Le roman s’écrit à partir de cette enveloppe de photos. Aucune légende, aucune date, ce sont des photos orphelines. Cette mise en roman comporte trois parties : pour trois femmes, trois générations et trois abandons. Années 80, Laurence, l’enfant abandonnée par sa mère à l’âge de huit ans. Années 70, Michelle, la mère éprise de liberté, ne tenant pas en place. Qui veut vivre vite. Quel qu’en soit le prix. Années 90, Simone, alias mamie Poulet, au seuil de la mort, emporte ses souvenirs avec elle et s’abandonne à la mort.

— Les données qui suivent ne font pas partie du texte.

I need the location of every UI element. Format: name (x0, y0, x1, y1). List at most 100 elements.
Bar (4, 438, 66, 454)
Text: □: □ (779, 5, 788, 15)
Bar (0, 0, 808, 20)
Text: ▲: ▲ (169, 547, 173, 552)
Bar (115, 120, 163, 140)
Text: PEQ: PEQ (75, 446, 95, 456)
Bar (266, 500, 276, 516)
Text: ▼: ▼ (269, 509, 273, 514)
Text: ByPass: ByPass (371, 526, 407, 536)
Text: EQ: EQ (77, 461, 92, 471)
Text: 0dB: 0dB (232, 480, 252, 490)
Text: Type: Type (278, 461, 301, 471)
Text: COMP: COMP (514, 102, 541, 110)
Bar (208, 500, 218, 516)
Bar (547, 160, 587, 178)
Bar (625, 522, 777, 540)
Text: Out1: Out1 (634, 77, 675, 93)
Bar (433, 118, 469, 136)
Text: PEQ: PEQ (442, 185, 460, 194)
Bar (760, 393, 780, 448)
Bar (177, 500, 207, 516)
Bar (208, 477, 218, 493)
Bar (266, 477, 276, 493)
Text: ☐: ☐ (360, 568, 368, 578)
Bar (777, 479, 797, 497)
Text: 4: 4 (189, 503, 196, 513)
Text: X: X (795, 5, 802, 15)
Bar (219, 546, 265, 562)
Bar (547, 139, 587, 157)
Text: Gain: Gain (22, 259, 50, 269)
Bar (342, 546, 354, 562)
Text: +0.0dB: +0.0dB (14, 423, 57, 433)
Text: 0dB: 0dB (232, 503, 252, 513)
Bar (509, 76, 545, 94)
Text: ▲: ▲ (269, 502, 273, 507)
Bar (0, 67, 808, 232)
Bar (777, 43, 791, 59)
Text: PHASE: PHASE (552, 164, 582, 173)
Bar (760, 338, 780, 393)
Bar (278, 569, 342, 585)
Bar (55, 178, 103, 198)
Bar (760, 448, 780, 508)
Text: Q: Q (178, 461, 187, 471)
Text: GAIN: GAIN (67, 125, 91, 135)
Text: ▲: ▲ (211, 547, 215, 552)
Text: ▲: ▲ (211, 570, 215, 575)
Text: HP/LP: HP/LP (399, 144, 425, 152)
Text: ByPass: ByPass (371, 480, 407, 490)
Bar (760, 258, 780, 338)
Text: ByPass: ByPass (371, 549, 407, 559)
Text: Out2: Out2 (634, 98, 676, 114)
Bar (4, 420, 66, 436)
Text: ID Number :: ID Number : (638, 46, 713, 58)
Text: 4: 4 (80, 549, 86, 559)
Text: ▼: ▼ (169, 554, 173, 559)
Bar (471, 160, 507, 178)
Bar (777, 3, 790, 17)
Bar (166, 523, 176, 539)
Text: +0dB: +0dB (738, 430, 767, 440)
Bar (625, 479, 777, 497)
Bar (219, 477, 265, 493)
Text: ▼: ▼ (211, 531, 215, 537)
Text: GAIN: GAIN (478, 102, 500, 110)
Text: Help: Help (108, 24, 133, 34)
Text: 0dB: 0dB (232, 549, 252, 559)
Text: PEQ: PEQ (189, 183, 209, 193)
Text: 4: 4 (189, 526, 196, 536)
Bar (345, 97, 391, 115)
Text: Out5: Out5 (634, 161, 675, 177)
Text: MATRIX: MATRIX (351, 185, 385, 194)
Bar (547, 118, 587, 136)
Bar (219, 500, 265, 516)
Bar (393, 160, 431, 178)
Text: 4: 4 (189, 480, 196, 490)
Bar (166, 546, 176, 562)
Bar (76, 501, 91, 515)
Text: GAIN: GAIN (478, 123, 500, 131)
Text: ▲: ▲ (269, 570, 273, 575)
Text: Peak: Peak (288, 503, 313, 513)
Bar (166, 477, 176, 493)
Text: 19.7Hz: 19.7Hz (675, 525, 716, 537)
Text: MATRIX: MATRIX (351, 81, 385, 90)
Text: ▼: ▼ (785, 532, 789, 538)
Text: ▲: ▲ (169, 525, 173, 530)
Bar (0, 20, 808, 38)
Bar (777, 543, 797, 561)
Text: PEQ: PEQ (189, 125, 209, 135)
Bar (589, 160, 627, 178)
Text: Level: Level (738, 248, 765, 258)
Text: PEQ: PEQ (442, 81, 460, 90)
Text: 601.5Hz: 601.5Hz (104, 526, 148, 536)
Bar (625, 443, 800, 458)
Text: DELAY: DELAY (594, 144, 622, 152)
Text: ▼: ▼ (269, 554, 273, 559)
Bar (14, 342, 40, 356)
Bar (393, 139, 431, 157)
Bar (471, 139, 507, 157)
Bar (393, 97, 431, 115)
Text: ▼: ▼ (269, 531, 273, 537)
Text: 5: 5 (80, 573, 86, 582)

Dans le roman, les personnages défilent un à un mais palpitent autour de Laurence, l’enfant abandonnée. Elle reste avec son père, le cœur brisé, dans un sentiment de total abandon. Elle passe ses vacances chez mamie Poulet, au camping. Une enfance marquée par l’absence d’une mère. « J’attends que ma vie commence » répète-t-elle.
L’auteur nous livre ensuite le récit de son enquête, sous la forme d’un journal, pour retrouver les personnes-personnages figurant sur les photos. Ces gens dans l’enveloppe qui l’intriguent et qu’elle a inventés. Il en ressort un très bel objet poétique qui se situe à la frontière de la fiction et de la réalité. A mesure que l’auteur rencontre ses Gens dans l’enveloppe, la fiction se fait l’écho du réel, entre étonnement et coïncidences. On la sent attachée à ses personnages, qu’elle protège de guillemets, avant de découvrir qui ils sont en réalité.
Comment la fiction devient recherche de soi. Car c’est aussi sa propre histoire, sa propre famille que la romancière cherche dans le miroir de ces photos.
J’ai beaucoup aimé la démarche de l’auteur, partir à la recherche de ces personnes qui sont devenues personnages grâce à son imagination. Ré-inventer le réel à partir de ces photos, parfois floues, imparfaites, mystérieuses… On découvre de très belles réflexions sur la fiction et les personnages : comment ils naissent, la part de nous-même que l’on y attache en tant qu’auteur. Et sur les souvenirs, la trace laissée par les photos.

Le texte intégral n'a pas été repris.